Виновато улыбнувшись, словно в том была и её вина, Нина утвердительно кивнула.

— Значит, тихо звучало! — на весь буфет заявил Романов.

После чего решительно поднялся на ноги. Швырнул на стойку бара пятисотрублевую купюру и, взяв Нину за руку, предложил как можно быстрее покинуть это дурацкое место.

Остаток вечера Романов с Ниной провели вместе. Оставив машину на привокзальной стоянке, они медленно гуляли по городу, разговаривали, вспоминали время, проведенное в деревне, общих знакомых и самих себя — молодых, беззаботных, счастливых…

Во время разговора Романов внезапно поймал себя на мысли о том, что Нина уже не кажется ему обнищавшей аристократкой, скрывающей за ярким макияжем свой истинный возраст. Больше того, в какой-то момент он снова увидел в ней ту симпатичную девчонку, которая в темной деревенской бане на пропахшем сыростью полоке не побоялась, а главное, не постеснялась дать то, чего он — пятнадцатилетний мальчишка — так страстно желал — женскую ласку.

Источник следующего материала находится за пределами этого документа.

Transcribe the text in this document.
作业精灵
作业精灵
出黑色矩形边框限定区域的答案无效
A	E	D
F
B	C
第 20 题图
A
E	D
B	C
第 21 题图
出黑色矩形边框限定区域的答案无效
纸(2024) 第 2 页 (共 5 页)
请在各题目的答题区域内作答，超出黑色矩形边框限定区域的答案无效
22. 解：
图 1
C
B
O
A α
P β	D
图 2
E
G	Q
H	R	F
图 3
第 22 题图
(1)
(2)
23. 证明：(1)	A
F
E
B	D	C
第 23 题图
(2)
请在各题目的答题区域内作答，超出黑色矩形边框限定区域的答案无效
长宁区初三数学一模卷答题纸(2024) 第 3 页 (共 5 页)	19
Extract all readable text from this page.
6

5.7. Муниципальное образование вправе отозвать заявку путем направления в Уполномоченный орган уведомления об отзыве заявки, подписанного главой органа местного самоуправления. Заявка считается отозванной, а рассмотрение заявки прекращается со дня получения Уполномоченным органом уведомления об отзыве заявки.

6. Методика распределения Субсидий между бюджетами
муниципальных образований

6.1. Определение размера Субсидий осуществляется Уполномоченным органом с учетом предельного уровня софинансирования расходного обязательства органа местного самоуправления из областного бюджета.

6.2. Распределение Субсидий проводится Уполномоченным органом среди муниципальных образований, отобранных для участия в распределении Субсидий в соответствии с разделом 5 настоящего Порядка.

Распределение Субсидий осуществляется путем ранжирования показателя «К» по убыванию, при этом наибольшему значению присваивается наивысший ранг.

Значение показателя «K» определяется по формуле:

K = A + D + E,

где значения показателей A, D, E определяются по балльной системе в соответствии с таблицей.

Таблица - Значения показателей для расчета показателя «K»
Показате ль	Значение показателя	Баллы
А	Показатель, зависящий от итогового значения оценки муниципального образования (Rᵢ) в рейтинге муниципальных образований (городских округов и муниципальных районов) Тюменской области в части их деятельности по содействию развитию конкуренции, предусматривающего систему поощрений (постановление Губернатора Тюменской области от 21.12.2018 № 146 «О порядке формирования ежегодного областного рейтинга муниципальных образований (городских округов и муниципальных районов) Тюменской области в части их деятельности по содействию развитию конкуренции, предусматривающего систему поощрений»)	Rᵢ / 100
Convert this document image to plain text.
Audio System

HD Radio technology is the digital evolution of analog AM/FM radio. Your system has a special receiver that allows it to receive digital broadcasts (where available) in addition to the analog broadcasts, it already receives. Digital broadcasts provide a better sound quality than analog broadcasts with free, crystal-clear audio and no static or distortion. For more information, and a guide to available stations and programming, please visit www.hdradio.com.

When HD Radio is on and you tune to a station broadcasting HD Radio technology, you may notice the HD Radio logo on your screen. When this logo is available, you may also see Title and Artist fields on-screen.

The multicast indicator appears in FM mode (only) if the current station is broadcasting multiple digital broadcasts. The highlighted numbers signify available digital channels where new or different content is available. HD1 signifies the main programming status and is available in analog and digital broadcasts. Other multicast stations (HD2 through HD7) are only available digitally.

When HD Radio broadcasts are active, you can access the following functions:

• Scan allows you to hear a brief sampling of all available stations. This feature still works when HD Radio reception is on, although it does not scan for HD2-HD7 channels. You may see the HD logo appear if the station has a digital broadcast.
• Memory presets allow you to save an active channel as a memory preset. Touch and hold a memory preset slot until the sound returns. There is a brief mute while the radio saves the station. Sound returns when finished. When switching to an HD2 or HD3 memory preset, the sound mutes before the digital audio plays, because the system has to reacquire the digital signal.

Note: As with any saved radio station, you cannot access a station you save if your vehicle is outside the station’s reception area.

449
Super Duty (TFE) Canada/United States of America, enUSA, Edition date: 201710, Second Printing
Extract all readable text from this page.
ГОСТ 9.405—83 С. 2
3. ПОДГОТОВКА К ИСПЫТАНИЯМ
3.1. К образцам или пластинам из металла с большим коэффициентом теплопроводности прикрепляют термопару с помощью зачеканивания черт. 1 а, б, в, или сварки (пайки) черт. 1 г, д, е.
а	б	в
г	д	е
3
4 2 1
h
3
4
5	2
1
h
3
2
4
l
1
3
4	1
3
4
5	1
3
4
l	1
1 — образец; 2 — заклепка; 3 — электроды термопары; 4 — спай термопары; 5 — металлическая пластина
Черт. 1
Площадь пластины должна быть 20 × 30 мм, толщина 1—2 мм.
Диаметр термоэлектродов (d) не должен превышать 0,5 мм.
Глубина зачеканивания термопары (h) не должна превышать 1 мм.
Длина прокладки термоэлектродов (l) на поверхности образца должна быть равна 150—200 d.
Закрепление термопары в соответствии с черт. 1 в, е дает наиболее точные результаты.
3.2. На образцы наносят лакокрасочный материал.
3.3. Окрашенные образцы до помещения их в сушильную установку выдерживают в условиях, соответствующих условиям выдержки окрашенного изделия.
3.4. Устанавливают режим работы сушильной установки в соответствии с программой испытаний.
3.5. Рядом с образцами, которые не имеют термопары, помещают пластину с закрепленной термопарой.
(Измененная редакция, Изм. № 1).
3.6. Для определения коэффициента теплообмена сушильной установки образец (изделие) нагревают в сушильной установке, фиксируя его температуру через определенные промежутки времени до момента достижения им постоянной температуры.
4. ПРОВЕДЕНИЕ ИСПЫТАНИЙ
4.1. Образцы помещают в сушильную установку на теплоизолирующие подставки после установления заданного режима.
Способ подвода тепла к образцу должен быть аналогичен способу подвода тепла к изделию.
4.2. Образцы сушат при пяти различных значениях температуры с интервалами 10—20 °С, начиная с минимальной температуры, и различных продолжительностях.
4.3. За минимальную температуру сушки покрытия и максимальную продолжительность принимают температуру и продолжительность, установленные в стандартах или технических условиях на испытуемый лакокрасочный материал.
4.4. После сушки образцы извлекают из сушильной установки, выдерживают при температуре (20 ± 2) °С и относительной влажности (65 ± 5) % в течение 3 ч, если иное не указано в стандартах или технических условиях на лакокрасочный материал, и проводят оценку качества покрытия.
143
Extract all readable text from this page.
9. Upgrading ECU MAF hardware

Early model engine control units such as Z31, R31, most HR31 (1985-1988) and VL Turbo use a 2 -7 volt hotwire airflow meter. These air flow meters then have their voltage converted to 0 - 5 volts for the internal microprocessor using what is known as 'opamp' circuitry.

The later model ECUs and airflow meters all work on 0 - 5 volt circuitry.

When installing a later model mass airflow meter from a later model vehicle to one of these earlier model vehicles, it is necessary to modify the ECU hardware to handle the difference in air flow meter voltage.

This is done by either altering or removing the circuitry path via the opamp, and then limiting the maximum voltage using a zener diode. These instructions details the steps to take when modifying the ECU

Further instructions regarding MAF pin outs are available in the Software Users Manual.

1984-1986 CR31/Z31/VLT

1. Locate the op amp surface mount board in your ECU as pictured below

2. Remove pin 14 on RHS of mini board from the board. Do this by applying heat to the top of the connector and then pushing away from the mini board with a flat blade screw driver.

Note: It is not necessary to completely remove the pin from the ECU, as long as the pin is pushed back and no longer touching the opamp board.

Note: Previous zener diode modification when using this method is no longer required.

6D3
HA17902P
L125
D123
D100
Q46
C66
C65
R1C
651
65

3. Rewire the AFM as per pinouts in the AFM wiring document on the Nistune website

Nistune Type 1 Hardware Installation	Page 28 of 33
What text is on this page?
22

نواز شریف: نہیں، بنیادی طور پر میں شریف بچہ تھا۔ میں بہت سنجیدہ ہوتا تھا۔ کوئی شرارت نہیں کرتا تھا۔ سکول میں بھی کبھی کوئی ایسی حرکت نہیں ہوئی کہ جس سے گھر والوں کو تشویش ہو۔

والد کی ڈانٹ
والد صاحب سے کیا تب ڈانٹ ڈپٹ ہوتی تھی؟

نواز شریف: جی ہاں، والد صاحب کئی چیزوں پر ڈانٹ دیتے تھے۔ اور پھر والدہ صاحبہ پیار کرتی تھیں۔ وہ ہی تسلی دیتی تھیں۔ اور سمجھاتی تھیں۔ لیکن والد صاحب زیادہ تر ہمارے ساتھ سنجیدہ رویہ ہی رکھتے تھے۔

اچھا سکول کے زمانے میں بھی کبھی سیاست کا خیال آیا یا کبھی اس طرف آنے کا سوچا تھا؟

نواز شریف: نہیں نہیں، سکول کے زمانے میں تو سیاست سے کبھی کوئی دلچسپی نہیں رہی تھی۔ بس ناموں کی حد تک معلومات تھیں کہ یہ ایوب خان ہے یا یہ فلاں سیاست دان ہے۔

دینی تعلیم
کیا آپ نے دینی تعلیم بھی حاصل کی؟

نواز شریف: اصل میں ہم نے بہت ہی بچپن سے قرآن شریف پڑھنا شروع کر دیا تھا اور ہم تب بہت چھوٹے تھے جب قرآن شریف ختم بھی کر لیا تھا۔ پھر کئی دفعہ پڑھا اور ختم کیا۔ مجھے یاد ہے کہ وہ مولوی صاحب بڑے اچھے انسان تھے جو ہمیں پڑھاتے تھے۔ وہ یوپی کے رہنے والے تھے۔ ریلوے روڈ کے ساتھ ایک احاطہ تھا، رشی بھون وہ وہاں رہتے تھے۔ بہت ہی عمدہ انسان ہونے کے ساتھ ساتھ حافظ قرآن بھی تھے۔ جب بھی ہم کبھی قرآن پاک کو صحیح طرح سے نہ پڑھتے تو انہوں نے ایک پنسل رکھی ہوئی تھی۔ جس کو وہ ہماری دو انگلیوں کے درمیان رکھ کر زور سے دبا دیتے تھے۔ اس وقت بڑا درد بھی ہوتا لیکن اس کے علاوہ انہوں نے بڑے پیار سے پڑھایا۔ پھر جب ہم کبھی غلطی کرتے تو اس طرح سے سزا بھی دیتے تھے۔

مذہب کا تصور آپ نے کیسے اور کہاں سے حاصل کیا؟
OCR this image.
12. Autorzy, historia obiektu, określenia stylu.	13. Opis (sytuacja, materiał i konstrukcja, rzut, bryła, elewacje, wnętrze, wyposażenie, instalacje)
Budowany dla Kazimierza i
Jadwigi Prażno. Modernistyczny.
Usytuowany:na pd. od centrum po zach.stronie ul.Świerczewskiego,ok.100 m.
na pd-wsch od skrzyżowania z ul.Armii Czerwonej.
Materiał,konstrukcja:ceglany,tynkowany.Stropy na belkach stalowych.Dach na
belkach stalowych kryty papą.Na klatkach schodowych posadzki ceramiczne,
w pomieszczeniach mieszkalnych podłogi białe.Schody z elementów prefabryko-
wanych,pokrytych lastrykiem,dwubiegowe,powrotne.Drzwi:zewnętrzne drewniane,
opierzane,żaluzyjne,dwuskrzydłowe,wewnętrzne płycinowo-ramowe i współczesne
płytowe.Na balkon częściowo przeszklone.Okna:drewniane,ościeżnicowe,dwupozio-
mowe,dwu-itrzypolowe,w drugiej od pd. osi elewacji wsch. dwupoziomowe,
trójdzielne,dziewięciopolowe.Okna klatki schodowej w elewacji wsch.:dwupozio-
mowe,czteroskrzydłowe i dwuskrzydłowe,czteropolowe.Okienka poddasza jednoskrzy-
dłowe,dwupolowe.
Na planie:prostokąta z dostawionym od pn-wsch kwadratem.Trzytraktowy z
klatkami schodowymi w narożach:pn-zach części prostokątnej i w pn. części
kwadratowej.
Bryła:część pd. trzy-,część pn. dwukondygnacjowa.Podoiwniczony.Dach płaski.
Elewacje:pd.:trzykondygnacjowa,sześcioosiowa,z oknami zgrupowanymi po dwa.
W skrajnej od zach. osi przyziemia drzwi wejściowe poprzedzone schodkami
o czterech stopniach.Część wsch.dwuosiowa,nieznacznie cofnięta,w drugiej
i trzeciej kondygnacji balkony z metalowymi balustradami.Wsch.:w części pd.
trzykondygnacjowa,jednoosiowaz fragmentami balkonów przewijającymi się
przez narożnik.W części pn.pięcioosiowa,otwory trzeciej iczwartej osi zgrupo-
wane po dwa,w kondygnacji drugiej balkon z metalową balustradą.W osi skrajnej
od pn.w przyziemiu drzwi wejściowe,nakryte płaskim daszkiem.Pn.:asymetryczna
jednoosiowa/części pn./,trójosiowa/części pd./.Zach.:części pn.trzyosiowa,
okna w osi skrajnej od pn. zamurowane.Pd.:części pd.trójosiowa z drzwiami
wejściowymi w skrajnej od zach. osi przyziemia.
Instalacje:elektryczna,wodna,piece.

Нина остановилась у подъезда невысокого двухэтажного дома с облупленным желтым фасадом и остроконечной крышей. Продолжая начатый разговор о прожитом, сказала, что событий — как хороших, так и плохих — за эти годы произошло с ней столько, что не поместятся ни в одну самую толстую книгу.

— И у меня та же фигня, — стараясь унять охватившее его волнение, сказал Романов. — Только плохих событий произошло со мной почему-то гораздо больше, чем хороших.

— Я знаю.

— Откуда?

— Я следила за тобой. Читала, что про тебя писали в газетах, слушала, что говорили люди, где-то сама домысливала…

— Зачем?

Нина пожала плечами. Сказала, что он единственный из ее детских знакомых, кто мог стать известным человеком, и стал им.

— Вот я и следила… Сначала, чтобы не упустить того момента, когда это произойдет, потом просто так, по привычке. Мы ж, Романовы, все-таки не чужие друг другу.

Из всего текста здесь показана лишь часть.